Quand j’étais jeunes, régulièrement il y eut un test de quotient intellectuel appelé QI. J’ai toujours ce sentiment d’infériorité que mon QI se tourne autours 120, jamais plus. Mes amis excellaient en atteignant 140, même 150. Je me consolais du fait qu’il y en avait ceux dont le quotient était à deux chiffres. Or, dans ce test, il y avait une colonne qui testait la mémoire, si je me souviens bien. Bien sûr que c’est la mémoire dans le domaine physique. Plus elle excelle, plus on considère intelligent. Mais il y a une mémoire appelée “spirituelle”. Jésus l’a appelé, comme je l’ai dit au début du message, “intelligence”. A mon avis, ces deux sphères celle de physique et celle spirituelle semblent être déconnectés l’un de l’autre. C’est-à-dire qu’entre les deux il n’y a aucun rapport. Il y a une mémoire spirituelle, et pour certaine, il se peut que leur QI de cette mémoire soit particulièrement élevé.
Dans nos récits bien sûr, c’est que les femmes qui avaient cette mémoire “spirituelle” excellente, et les hommes avaient un niveau très bas. Mais sans avoir besoin de sexiste, la mémoire spirituelle s’applique à tout le monde. Or, le bienfait de cette mémoire est énorme.

J’ai entendu qu’en ce qui concerne la mémoire en physique, peut se développer par une série d’entrainement. Je crois qu’il en est de même pour la mémoire spirituelle. Bien sûr qu’il sera utile comme mon fils a dit, d’écouter, lire, parler tout le temps par casette et lecture et conversation, etc. pour que le chant et le message ronronnent dans sa tête. Mais le plus important, je trouve que c’est qu’on doit se détacher de la mémoire volontaire et de s’adhérer à la mémoire involontaire, quoi qu’elle demande le renoncement. Jésus ne disait jamais négativement par exemple, mais toujours positivement. C’est un peu comme une de nos enfantes a confessé qu’elle pensait selon la direction de sa mère tout le temps positivement, et s’éloignait des pensées négatives. C’était un grand renoncement et ainsi la bonne mémoire s’installe.

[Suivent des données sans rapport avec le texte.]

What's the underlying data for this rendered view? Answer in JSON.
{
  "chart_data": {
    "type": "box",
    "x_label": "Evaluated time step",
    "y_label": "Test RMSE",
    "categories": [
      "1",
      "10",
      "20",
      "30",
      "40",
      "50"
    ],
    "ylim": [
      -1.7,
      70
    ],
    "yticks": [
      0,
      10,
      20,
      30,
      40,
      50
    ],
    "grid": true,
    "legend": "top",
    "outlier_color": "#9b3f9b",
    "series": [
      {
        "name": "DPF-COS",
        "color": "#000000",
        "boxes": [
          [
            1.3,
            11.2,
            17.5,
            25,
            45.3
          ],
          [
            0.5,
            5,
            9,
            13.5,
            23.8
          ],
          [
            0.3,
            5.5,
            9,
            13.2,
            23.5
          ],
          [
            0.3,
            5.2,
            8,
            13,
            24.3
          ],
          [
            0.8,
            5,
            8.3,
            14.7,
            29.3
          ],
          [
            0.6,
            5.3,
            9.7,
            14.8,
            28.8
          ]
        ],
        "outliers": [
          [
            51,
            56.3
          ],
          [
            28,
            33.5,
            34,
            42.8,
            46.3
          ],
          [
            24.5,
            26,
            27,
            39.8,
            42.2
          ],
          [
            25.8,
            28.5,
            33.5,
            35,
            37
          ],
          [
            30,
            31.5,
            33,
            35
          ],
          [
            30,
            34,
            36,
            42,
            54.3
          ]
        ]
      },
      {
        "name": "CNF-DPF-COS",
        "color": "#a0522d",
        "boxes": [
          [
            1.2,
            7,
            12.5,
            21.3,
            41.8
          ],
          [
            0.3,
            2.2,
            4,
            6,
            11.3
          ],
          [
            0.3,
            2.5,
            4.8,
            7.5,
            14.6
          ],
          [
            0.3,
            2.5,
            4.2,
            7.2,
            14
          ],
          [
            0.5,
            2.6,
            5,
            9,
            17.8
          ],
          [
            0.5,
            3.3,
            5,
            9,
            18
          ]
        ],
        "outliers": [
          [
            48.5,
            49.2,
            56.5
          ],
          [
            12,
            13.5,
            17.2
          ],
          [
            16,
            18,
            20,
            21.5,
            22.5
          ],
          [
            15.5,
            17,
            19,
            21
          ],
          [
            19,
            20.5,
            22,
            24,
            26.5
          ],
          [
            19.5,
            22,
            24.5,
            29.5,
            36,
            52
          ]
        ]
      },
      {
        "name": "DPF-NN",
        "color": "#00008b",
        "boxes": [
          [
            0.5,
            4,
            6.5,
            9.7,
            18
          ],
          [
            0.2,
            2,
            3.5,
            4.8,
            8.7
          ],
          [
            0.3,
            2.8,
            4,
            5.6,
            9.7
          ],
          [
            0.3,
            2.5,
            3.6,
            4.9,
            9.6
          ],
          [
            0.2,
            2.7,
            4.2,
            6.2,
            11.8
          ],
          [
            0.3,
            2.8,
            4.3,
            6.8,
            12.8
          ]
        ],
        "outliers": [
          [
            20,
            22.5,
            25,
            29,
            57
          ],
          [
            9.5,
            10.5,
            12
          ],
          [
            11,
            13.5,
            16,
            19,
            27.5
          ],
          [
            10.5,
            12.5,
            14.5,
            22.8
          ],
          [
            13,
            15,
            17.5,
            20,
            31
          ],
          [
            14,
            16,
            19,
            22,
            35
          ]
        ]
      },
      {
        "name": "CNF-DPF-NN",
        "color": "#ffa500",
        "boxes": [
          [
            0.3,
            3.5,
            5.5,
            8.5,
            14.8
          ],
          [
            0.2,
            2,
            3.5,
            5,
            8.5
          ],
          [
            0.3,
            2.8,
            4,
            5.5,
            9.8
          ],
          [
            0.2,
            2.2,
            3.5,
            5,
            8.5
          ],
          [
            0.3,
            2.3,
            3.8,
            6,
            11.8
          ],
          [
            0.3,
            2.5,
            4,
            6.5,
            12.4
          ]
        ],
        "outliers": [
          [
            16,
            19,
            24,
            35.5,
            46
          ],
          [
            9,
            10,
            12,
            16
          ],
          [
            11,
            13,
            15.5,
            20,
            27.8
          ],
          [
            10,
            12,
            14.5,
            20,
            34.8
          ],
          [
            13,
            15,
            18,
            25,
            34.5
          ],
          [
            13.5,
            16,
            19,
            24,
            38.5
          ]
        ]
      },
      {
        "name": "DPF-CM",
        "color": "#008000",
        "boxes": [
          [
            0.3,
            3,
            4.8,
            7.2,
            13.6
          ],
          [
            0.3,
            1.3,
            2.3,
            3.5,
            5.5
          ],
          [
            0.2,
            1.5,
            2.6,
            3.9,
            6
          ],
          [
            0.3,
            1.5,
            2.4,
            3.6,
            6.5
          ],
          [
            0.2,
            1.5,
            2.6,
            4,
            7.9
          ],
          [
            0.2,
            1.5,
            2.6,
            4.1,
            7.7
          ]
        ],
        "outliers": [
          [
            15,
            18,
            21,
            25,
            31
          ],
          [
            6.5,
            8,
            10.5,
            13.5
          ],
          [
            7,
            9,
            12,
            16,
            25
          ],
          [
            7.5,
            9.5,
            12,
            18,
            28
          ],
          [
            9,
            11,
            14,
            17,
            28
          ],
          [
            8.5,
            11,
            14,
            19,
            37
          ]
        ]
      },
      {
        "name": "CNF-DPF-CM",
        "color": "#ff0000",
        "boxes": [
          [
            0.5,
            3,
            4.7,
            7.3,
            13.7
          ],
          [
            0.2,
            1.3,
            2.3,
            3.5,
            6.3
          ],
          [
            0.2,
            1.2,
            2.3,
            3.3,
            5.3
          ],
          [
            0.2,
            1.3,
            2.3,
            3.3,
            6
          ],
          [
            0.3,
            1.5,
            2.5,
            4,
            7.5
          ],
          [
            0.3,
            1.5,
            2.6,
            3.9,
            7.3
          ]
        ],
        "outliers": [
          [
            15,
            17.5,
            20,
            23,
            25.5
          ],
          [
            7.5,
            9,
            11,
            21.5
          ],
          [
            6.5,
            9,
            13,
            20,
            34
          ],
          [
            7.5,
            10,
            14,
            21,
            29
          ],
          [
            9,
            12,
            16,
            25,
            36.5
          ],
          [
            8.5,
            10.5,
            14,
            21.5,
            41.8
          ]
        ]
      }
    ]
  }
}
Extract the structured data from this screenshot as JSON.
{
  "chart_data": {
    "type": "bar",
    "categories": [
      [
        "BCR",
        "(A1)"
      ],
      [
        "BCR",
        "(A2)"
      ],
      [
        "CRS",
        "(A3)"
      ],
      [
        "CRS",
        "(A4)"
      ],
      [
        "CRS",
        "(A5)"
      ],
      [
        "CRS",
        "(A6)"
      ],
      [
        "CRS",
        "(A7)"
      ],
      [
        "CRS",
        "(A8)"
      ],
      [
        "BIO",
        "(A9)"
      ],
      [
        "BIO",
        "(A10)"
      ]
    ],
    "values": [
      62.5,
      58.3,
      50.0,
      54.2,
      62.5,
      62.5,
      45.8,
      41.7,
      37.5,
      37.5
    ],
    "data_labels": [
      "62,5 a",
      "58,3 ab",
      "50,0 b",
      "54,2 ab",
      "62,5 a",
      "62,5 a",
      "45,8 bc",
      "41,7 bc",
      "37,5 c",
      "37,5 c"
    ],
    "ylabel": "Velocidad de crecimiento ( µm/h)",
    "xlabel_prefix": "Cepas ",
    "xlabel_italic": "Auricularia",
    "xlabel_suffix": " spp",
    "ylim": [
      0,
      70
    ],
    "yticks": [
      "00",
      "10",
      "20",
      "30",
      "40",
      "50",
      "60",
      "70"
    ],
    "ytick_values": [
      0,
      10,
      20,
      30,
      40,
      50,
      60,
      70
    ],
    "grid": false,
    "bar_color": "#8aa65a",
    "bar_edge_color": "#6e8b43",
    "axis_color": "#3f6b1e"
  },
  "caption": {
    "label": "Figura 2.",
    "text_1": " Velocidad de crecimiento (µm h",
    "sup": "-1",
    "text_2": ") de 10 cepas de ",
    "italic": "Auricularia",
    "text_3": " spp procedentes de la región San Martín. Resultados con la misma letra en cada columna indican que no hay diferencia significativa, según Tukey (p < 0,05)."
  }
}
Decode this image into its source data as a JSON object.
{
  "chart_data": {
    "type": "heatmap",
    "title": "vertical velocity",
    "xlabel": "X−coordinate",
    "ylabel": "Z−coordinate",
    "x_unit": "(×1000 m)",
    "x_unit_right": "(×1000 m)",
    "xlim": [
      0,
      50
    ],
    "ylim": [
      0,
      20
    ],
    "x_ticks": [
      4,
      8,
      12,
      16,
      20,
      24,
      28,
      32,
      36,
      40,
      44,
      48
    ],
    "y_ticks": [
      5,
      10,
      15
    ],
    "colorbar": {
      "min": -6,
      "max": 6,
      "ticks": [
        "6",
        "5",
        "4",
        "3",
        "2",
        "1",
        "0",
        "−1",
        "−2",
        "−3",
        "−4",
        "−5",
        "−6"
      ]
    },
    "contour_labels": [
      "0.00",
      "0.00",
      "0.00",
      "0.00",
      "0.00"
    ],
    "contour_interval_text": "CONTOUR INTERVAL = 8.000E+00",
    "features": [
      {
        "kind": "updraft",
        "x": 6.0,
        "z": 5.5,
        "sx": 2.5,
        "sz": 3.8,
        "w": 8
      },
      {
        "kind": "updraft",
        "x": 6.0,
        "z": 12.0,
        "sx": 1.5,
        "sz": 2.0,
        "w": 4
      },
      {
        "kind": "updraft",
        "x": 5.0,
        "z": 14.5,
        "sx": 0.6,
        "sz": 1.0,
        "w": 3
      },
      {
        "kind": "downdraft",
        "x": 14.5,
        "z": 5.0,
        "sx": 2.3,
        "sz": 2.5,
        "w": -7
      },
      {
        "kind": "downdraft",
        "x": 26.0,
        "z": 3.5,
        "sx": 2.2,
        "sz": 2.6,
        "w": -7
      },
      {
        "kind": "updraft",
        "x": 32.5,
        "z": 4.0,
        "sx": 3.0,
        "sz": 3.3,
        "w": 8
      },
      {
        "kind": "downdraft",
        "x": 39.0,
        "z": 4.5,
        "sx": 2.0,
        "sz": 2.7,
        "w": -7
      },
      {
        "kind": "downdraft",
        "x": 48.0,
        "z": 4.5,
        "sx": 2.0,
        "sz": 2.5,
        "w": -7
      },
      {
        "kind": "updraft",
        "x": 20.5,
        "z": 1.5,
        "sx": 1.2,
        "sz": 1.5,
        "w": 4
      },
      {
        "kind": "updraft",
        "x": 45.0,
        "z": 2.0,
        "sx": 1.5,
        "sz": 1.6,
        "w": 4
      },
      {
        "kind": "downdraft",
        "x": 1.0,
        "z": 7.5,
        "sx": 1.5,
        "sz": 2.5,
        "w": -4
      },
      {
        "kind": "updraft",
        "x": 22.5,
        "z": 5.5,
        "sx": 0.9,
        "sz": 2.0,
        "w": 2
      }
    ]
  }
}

On dit que la plainte qui est le corolaire de la pensée négative est comme la fumée d’un fumeur. Or, la plainte est la mémoire volontaire. Celui qui se plaint essaie de retenir du bon côté, et veut évacuer le mauvais côté par le découlement des mots grognards. Qui aimera rester avec la cheminée qui fume tout le temps. Autant que possible, on voudra fuir. La plainte est nocive à la santé, sans avoir besoin d’avoir recours à l’analyse de neuroscience des cerveaux (l’équipe de recherche de l’université de Standford récemment nous rapporte que la plainte provoque la réduction grave d’hippocampe, indispensable à la résolution ds problèmes et la réflexion, et une des causes de la maladie d’Alzheimer). La plainte est contagieuse, donc d’autant, il vaut mieux de fuir, de peur que notre cerveau soit infecté par l’influence. Mais si par contre, nous répétons les pensées positives, l’air de notre âme se rafraichissant, nous avons un terrain très favorable de la culture spirituelle dans nos âmes, alors beaucoup de plante spirituellement biologique poussent et donnent bonne odeur et bons fruits envers les autres, de sorte que les autres viennent venir vers nous devenir bons amis avec nous. C’est curieux et c’est mystérieux aussi, mais c’est comme ça, la vie et il est une constante biblique sans équivoque.
Nous avons besoin comme ces femmes d’avoir et développer la bonne mémoire spirituelle. Elle sorte de l’amour de la parole, si vous me permettez de le répéter. Parmi nous, beaucoup ont été sauvé par la parole de Dieu et son étude, mais certains semblent se tourner vers les miracles. Ce n‘est pas bon, ni justifiable devant Dieu. Ils sont si oublieux de la grâce et deviennent prétentieux. Le monde actuel aspire à avoir beaucoup de don miraculeux. La raison est claire, si nous étudions les Actes, comme ces jours au matin de notre église, nous trouvons que les miracles étaient les outils de Dieu ayant un but clair, c’est-à-dire qu’ils ont pour but de propager la parole de Dieu et gagner les âmes. A l’ère primitive de l’église, Dieu a donné beaucoup de don miraculeux et laissait opérer beaucoup de miracles. Mais maintenant, l’église n’a pas besoin de miracle. Car l’évangile est propagé dans le monde entier, et 4 coins du monde connaissent grosse modo ce qu’est le christianisme. Donc, Dieu envoie les miracles très rarement ces jours-ci. Mais c‘est pourquoi pour certains gens de mauvais goût cherchent éperdument les miracles ou les dons, pour qu’ils puissent prétendre qu’ils sont bénéficiaires de ce rarissime don de Dieu, différemment des autres “ordinaires” chrétiens. Or, le plus grand miracle de Dieu est la Bible. Quarantaines auteurs de différentes origines et différentes époques racontent le même sujet qui est la venue de Jésus-Christ. D’un autre côté, si nous voulons avoir la bonne culture de l’âme ayant la bonne mémoire propre, nous devons clarifier notre conscience et pensée. Ainsi Paul dit, “Au reste, frères, que tout ce qui est vrai, tout ce qui est honorable, tout ce qui est juste, tout ce qui est pur, tout ce qui est aimable, tout ce qui mérite l’approbation, ce qui est vertueux et digne de louange, soit l’objet de vos pensée.” (Ph 4:8)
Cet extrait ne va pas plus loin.